Él, como todo un caballero se levantó y tomó la silla de ruedas donde ella permanecía y empezó a empujar lentamente, con paciencia mientras le hablaba. Sentí morir tan solo por querer escuchar parte de esa charla, pues al llegar a su edad quisiera contar con esa paz, esa calma y las palabras correctas para decirle a quien sea mi compañera.
Se fueron caminando, seguramente vivían cerca. Yo seguí mi camino finalmente hacía el transporte público, ya sin afán, revestido de una esperanza insospechada, casi podría decir que fue una tarde feliz, solo esperaba mientras caminaba en calma que empezara a caer la lluvia y en efecto, unos cuantos pasos después, se desató la tormenta y con ella el bullicio de la bocina de los autos y la gente corriendo.

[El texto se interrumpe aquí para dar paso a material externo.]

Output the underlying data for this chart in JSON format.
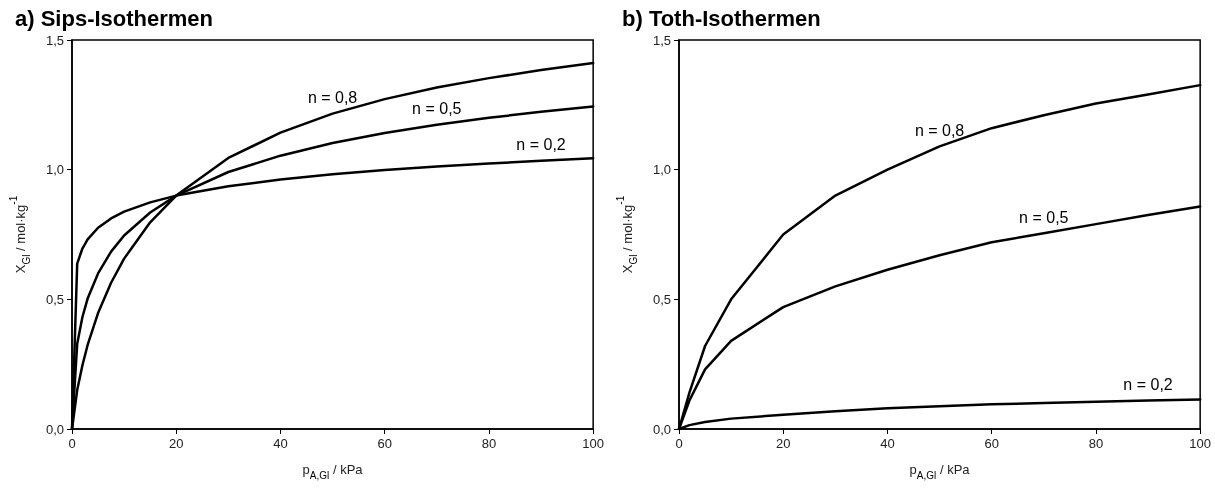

Espero que esos transeúntes hayan tenido tanta suerte para poder apreciar la historia que ocurre a su alrededor en las calles de una ciudad fría, acelerada y mítica como Bogotá. Ya no me importa la lluvia ni el tiempo, ahora estoy pensando en el futuro, la familia, la vida y el amor. Caminaré un poco más mientras tomo la última postal.